Performance Evaluation of various ML techniques for Software Fault Prediction using NASA dataset


Alsangari B., Bircik G.

5th International Congress on Human-Computer Interaction, Optimization and Robotic Applications, HORA 2023, İstanbul, Türkiye, 8 - 10 Haziran 2023 identifier

  • Yayın Türü: Bildiri / Tam Metin Bildiri
  • Doi Numarası: 10.1109/hora58378.2023.10156708
  • Basıldığı Şehir: İstanbul
  • Basıldığı Ülke: Türkiye
  • Anahtar Kelimeler: KNN, ML, RF, SFP, Software Engineering
  • Yıldız Teknik Üniversitesi Adresli: Evet

Özet

In order to improve software dependability, Software Fault Prediction (SFP) has become an important research topic in the area of software engineering. To improve program dependability, program defect predictions are being utilized to aid developers in anticipating prospective issues and optimizing testing resources. As a result of this method, the amount of software defects may be forecast, and software testing resources are directed toward the software modules that have the greatest issues, enabling the defects to be fixed as soon as possible. As a result, this paper handles the issue related for SFP based on using a dataset known as JM1 provided by NASA, with 21 features. In this study, several Machine Learning (ML) techniques will be studied, which include Logistic Regression (LR), Random Forest (RF), Naive Bias (NB), Support Vector Machine (SVM), K-Nearest Neighbor (KNN) with three distance metric, Decision Tree (DT). Three cases of normalization will be involved with investigation which are the without sampling, Random over Sample and the SMOTE. Performance evaluation will be based on various parameters such as the ACC, Recall, Precision, and F1-Score.

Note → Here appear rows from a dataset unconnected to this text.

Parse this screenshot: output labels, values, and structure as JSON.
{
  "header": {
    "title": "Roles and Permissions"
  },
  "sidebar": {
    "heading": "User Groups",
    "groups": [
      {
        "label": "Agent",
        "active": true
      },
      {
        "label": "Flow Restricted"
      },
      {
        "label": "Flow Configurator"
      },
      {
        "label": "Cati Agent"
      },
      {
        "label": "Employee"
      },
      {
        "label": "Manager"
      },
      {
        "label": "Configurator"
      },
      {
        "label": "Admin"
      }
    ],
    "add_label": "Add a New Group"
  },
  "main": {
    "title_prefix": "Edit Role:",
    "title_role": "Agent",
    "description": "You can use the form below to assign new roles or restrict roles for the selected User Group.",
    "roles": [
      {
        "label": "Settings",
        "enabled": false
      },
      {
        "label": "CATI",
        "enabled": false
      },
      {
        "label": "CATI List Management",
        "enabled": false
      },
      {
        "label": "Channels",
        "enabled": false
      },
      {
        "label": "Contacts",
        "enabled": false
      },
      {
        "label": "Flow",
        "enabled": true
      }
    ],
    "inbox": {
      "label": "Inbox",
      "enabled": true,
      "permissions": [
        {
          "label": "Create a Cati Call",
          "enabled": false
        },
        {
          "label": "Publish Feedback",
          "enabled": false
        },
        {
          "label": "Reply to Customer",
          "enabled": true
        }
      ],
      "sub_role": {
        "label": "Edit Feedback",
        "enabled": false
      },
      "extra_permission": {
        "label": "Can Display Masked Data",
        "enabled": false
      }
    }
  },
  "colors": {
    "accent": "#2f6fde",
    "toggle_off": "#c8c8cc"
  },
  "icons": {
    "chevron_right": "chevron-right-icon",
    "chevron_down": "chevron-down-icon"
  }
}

Results obtained indicate that RF achieve the higher ACC with values of 0.81%, 0.92%, and 0.88% respectively. The comprehensive findings of this study may be utilized as a baseline for subsequent studies, allowing any claim of improved prediction using any new approach, model, or framework to be compared and confirmed. In future, the variation of feature number will be involved with performance evaluation in handling SFP.